Dust Community Icon

Get Filenames from Knowledge Base Folder Without Re-uploading Files

·
·

Is there a way to get a list of filenames in a Knowledge base folder? I’ve uploaded ~40k of files but had some interruptions on the upload so there might be ~100 files missing. I don’t want to repush the full 40k one more time just to be sure 😅

  • Avatar of David Ebbo
    David Ebbo
    ·
    ·

    I had to do something similar.

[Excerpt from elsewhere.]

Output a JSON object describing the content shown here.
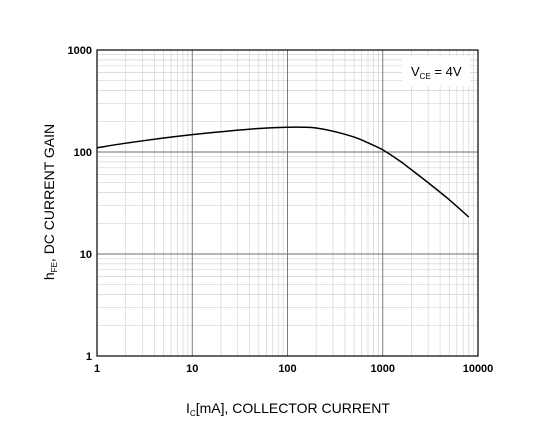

Here is the code I had:

    def get_existing_dust_files():
        all_documents = set()
        offset = 0
        limit = 100
    
        while True:
            url = f"https://dust.tt/api/v1/w/{wld}/spaces/{space_id}/data_sources/{dsId}/documents?limit={limit}&offset={offset}"
            response = requests.get(url, headers={"Authorization": f"Bearer {dust_token}"})
    
            if not response.ok:
                print(f"Error fetching documents: {response.status_code} - {response.text}")
                break
    
            data = response.json()
            documents = data.get("documents", [])
    
            # If no more documents were returned, break the loop
            if not documents:
                break
    
            # Add document IDs to the set
            for doc in documents:
                all_documents.add(doc["document_id"])
    
            # Update offset for next batch
            offset += limit
    
        return all_documents
  • Avatar of Gregor
    Gregor
    ·
    ·

    oh my. but that basically pulls everything back over. Crazy. Thank you for the code, I’ guess I need to use it 😄

  • Avatar of David Ebbo
    David Ebbo
    ·
    ·

    To be clear, it just pulls the metadata, not the doc content. It should be significantly faster than re-uploading everything.

  • Avatar of Gregor
    Gregor
    ·
    ·

    oh! That is good news! 😅

  • Avatar of David Ebbo
    David Ebbo
    ·
    ·

    Let me know how it goes! I suspect that it will take less than a minute to list your 40k documents, and then you can easily find what's missing.

  • Avatar of Gregor
    Gregor
    ·
    ·

    testing now

  • Avatar of Gregor
    Gregor
    ·
    ·

    Pulled 40967 documents in 282 seconds

  • Avatar of Gregor
    Gregor
    ·
    ·

    it took 4 mins to get all 41k 😄

  • Avatar of David Ebbo
    David Ebbo
    ·
    ·

    Ok, I was a bit optimistic, but that's probably a lot less than it took you to upload them! 😅 Might be able to make it a bit faster by getting more than 100 at a time, though there is some limit to the batch size (not sure what it is).

  • Avatar of Gregor
    Gregor
    ·
    ·

    Well, I’ll take 4 mins over 7h of upload

  • Avatar of Gregor
    Gregor
    ·
    ·

    Thank you for the info!